Hipster culture’s embrace of the sad-eyed singer-songwriter reached its peak with the 2008 release of Bon Iver’s For Emma, Forever Ago. Something about a burly, bearded man singing in an airy falsetto from a remote cabin resonated with the right crowd, resulting in numerous festival headlining sets and even a Grammy award. Since then, various solo artists have incorporated the same forlorn, tortured artist-type aesthetic with other, more genre-focused, traits. The Tallest Man on Earth fervently finger picks his way through folk songscapes with Dylan-esque intricacy. Angel Olsen’s vintage country-tinged mopers recall a haunting take on classic Orbison. So where does Iceland’s Svavar Knútur fit into this mix?

Ölduslóð, Knútur’s third effort, appeals to the more whimsical and childish elements of sentimental indie-folk. Knútur’s humble tunes build on delicate ukulele plucks and gentle acoustic strums. Take “Baby Would You Marry Me,” the album’s opener, for example. The track finds Knútur exchanging pleasantries with the Swell Season’s Markéta Irglová regarding an idealistic relationship.

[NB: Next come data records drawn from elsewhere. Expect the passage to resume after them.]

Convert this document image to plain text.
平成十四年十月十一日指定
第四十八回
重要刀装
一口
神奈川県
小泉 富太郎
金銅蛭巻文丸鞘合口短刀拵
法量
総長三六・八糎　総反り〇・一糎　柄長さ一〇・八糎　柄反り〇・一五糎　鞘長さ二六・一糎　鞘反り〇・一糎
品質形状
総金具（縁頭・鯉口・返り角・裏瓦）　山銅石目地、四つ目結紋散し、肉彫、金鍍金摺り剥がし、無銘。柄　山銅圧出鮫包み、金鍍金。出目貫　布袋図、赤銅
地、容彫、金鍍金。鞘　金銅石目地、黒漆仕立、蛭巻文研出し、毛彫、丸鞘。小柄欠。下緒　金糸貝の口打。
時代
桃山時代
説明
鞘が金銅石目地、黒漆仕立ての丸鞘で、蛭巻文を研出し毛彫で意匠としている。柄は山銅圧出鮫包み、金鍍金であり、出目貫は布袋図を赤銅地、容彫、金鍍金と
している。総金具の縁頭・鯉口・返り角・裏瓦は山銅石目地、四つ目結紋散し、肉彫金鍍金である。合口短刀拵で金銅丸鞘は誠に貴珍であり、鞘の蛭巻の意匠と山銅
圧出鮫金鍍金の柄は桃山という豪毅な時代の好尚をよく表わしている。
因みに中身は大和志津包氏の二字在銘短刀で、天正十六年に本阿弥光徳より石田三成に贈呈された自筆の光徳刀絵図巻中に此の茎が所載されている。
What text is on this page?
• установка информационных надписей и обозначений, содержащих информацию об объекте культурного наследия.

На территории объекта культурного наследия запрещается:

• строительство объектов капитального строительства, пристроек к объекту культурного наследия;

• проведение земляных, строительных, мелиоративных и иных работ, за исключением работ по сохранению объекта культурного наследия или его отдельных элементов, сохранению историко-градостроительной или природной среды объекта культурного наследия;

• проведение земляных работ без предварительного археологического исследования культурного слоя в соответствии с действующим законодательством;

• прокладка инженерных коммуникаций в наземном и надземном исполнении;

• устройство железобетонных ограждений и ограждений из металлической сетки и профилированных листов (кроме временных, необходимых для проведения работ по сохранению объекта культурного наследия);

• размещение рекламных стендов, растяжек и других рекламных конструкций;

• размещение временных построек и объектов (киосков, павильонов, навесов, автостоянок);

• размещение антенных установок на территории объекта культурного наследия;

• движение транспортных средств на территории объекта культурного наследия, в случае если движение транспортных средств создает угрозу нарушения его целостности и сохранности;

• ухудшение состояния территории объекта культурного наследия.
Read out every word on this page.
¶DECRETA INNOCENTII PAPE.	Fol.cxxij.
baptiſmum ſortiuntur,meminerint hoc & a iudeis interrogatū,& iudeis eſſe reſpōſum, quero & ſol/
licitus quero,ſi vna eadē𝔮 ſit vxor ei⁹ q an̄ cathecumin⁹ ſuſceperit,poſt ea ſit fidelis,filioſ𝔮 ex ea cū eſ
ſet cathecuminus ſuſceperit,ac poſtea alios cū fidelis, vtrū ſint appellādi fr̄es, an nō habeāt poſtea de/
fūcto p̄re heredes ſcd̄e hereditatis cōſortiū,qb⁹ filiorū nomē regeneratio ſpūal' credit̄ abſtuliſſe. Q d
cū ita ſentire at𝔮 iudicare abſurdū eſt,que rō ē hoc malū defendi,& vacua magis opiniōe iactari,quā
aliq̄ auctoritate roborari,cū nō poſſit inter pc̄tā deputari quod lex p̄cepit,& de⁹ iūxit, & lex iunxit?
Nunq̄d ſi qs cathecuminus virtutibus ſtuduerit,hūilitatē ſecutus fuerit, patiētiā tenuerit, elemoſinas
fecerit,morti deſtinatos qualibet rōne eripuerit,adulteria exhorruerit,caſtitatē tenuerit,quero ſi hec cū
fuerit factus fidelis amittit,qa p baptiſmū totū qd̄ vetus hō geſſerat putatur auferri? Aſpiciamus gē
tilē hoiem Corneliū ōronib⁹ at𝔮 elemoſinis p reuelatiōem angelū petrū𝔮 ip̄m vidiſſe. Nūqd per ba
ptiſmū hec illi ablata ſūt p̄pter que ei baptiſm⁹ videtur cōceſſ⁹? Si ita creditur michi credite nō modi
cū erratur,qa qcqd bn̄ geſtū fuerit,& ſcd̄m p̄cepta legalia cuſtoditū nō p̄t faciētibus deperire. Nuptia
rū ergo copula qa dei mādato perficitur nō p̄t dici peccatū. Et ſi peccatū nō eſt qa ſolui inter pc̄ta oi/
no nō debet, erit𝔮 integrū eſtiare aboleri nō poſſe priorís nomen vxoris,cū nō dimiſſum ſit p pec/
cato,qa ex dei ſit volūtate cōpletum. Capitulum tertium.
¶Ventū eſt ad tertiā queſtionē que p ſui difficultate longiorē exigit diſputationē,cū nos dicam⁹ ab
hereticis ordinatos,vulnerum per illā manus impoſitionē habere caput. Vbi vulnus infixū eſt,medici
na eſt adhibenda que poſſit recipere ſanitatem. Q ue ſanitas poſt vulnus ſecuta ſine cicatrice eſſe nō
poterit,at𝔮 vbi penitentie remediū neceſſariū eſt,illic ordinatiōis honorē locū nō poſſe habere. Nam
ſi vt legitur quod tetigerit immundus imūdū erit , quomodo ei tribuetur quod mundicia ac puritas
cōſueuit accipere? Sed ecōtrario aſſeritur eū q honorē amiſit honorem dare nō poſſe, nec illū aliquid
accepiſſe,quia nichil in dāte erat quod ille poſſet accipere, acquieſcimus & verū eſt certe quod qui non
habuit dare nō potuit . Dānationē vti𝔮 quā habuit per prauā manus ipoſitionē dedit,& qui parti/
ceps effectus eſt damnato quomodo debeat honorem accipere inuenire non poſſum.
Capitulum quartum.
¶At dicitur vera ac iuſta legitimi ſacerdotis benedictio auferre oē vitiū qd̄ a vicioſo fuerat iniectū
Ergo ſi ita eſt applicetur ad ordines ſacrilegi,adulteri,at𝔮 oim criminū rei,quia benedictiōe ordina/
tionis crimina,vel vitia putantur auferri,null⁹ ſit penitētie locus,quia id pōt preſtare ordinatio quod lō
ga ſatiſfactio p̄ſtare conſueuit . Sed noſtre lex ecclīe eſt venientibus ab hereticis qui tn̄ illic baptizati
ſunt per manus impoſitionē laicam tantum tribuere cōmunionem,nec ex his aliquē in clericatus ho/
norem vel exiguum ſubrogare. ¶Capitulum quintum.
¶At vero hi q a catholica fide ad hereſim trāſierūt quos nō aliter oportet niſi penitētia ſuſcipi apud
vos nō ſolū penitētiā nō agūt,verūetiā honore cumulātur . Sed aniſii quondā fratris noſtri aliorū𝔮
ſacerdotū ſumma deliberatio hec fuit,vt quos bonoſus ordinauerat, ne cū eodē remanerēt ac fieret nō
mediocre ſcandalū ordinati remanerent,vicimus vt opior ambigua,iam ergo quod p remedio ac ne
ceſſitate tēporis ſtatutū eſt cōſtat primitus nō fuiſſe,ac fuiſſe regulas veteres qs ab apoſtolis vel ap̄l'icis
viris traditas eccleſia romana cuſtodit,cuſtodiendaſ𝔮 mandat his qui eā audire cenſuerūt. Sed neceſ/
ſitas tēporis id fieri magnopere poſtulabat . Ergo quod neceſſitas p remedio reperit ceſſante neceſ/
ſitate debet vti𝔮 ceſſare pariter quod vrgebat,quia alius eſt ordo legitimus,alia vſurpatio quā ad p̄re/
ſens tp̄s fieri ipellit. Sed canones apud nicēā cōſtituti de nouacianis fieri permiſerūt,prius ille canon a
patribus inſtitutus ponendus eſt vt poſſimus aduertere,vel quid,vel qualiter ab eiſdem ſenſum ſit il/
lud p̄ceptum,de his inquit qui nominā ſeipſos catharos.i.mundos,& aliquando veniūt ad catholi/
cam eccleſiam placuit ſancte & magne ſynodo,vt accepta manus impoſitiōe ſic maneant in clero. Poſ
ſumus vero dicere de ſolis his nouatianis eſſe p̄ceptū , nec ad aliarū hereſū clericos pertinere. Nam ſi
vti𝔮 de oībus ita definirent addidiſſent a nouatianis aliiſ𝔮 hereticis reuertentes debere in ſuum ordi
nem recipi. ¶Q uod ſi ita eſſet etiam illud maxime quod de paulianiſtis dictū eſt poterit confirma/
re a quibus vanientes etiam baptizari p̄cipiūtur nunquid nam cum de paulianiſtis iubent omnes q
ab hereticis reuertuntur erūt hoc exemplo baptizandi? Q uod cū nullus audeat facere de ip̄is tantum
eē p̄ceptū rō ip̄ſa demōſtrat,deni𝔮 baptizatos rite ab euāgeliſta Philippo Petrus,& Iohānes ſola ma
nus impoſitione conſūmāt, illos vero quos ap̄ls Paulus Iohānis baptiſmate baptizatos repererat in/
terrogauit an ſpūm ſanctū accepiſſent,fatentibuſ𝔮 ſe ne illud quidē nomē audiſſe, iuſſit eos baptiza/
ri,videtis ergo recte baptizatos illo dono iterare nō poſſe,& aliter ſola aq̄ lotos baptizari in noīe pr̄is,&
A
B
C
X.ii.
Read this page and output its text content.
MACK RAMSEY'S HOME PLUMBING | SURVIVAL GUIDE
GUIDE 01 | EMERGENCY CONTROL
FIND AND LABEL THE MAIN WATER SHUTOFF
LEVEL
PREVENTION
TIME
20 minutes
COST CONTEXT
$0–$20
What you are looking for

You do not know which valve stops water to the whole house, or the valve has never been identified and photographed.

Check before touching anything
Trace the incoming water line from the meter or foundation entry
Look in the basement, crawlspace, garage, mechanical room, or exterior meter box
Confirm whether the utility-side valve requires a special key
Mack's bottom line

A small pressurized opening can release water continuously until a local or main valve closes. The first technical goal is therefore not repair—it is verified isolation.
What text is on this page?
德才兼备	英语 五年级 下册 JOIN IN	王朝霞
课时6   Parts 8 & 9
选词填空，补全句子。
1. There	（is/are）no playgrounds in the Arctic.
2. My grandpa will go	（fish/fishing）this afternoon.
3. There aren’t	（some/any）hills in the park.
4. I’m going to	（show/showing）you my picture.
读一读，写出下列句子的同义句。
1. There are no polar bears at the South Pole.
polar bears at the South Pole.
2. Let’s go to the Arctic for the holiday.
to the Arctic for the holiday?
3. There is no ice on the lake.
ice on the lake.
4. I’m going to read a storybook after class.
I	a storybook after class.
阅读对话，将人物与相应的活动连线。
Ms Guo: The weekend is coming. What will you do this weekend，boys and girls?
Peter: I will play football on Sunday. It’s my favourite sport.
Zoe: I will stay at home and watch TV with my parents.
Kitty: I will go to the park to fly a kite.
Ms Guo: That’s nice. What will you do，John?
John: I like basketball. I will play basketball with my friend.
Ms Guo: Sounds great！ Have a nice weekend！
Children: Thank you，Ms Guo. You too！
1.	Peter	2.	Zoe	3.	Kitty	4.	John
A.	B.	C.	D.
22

While the song’s playful lyrics may rub some listeners the wrong way, they really capture Knútur’s shtick. His childlike approach feels natural and heartfelt. This may not be the most sophisticated singer-songwriter record in recent memory, but it’s definitely honest in its intentions.

On Ölduslóð, Knútur sings in both English and his Icelandic. “Emma,” a song dedicated to his young daughter, features Knútur’s native language. Despite not being able to decipher a single word, Knútur’s melody bears a special kind of warmth, one that could only be crafted by a loving father. The deep bass drum and hand claps on “Komdu” add a jaunty texture to a carefree “La la la” chorus. There’s an excitable timbre in Knútur voice. His melodies aren’t weighty or pretentious, which only adds to his innocent demeanor. Knútur seems to approach music with the same wonder as a kid learning to ride a bike for the first time.

Ölduslóð isn’t the soul-searching record listeners may have come to expect from the sensitive guy in the knit sweater with an acoustic guitar, and that’s alright. Knútur didn’t need to retreat to a distant cabin in pursuit of deep introspection to write these songs. They’re simple songs about family, happiness and love in its simplest forms. Always wide-eyed, but never naïve, Ölduslóð is a record for hopeless romantics whose youthful awe has yet to fade.